Here’s an example. Which sounds better to you:

  • Coffee + dry toast for breakfast
  • Snack of 8 almonds
  • Iceberg salad + 3 ounces cold chicken breast + fat free dressing for lunch
  • Tilapia + green beans at dinner

Or

  • 3 egg omelette + mushrooms + peppers + spinach, side of roasted red potatoes
  • Snack of greek yogurt + 8 almonds + chocolate chips + ½ a banana
  • Big field green salad + 5 ounces chicken breast + black beans + corn salsa + ½ an avocado,
  • Salmon + green beans + large sweet potato with butter

Both meal plans could produce weight loss if they are a calorie deficit for you. However, you tell me which would feel more satisfying? Which would support your active lifestyle better? Which would you look forward to eating? Tracking macros puts you in the driver’s seat to build meals and snacks for yourself composed of foods that you love, while pursuing your weight loss goal. 

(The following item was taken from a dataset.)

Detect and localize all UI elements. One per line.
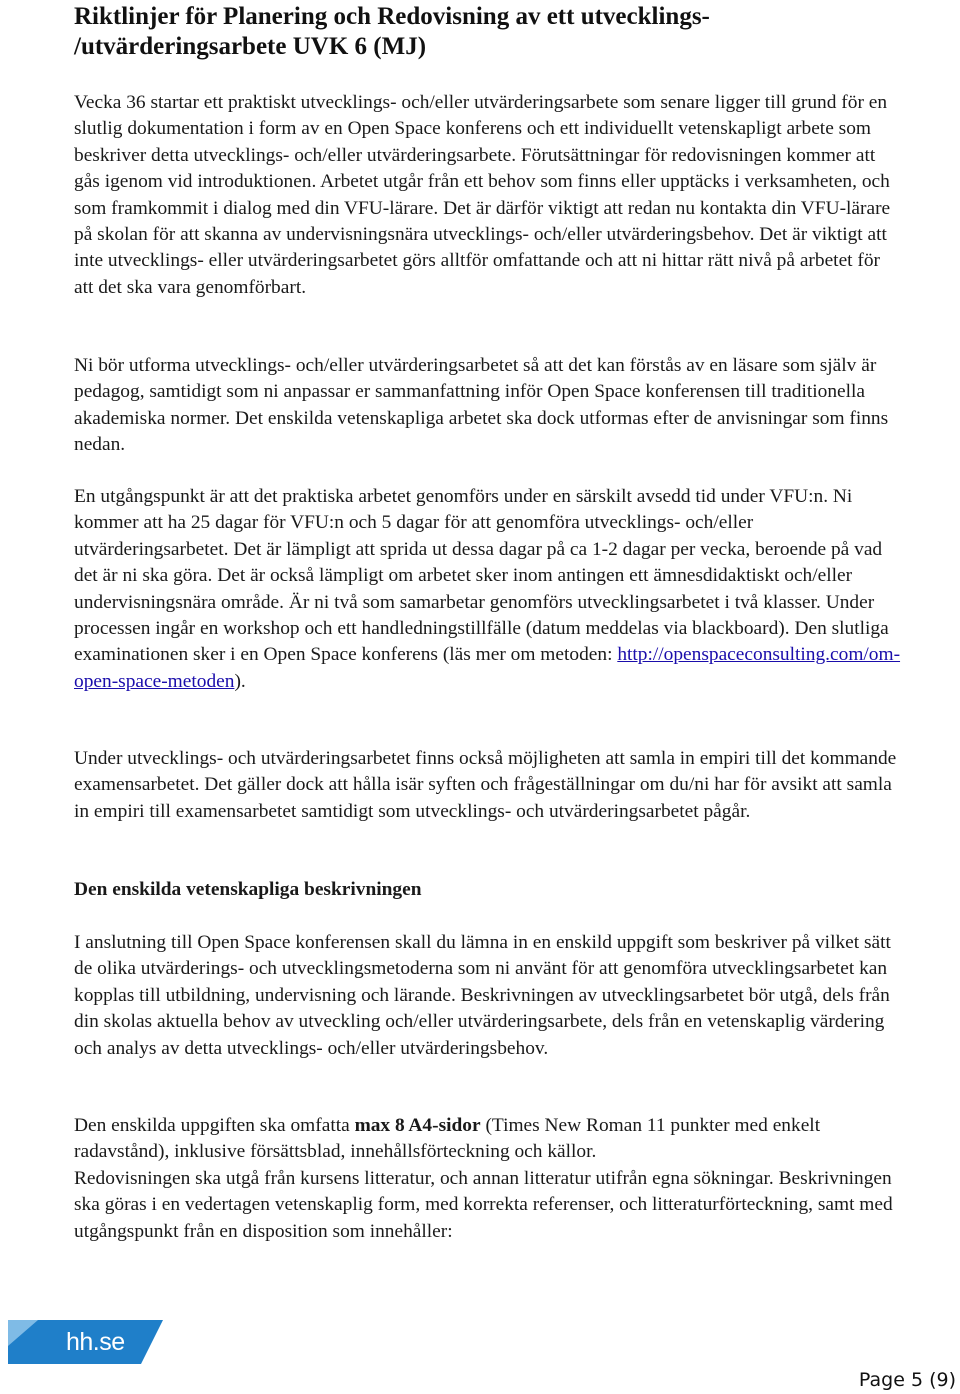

If you’re following closely, you might have picked up on the fact that many people actually need to eat more to lose weight. Yo-yo dieting and weight cycling does a number on metabolism and hormones. Most people who are jumping in and out of drastic calorie deficits, whether they are created through restrictive meal plans or through programs with really strict food rules, are diving head first into metabolic and hormonal disaster. By eating more, especially more protein, you’ll effectively increase metabolism. Combine this eating pattern with challenging strength training and you’ll lose fat by burning more calories all day long. 

I always make the important distinction between “weight loss” and “fat loss.” Usually when people set out on a weight loss journey, they intend for that loss to be extra body fat — maybe from their love handles, belly, butt and thighs. Unfortunately, slashing calories (with no thought to macros) to see weight loss means you could lose weight from your lean, strong muscle — or even just water! As a result, expect a lower, slower metabolism and unhappy hormones. By focusing on eating enough whole foods, especially protein and healthy fat, you effectively encourage your body to lose body fat and hold on to that lean, strong muscle. 

This may or may not result in scale weight loss. But ask yourself: Do you care about what your weight is when you are leaner, see more muscle definition and feel great? Do you really care about that number on the scale when you have better energy for your workouts or to play with your kids, your focus is laser sharp at work, your skin is looking clearer, you have your sex drive back and you’re not cranky all the time?

To be very direct, the benefit of counting macros for weight loss is that you can better influence where that weight loss comes from i.e. body fat stores instead of lean muscle mass and actually create an enjoyable weight loss journey. 

THE BEST MACRO PRESCRIPTION FOR WEIGHT LOSS

Weight loss occurs when you are consistent with your habits. Whichever eating pattern you can stick with consistently is the best one for you.

So, if a high fat, low carbohydrate eating pattern includes the foods you love, and you feel great while eating in this way, your macro prescription could reflect it and you could lose weight. Similarly, if a high carbohydrate, low fat eating pattern supports your lifestyle best, your macro prescription could reflect it and you could lose weight while following it. 

Macro prescriptions are unique to the individual and their goals. They can be tailored by nutrition experts like Registered Dietitians who could collect details about a person’s health history, hormone status, food preferences, etc. in order to create a highly personalized macro prescription

To be very direct, no, there is no particular die or macro prescription that is superior for weight loss. An individual can craft the best eating pattern for them from any foods that they like to hit their prescribed macronutrient targets. 

There is no doubt that if you have goals for changes in your body composition or athletic performance, tracking macros will be superior to tracking calories. In my opinion, since racking macros means you’re ALSO tracking calories, it’s worth giving a shot!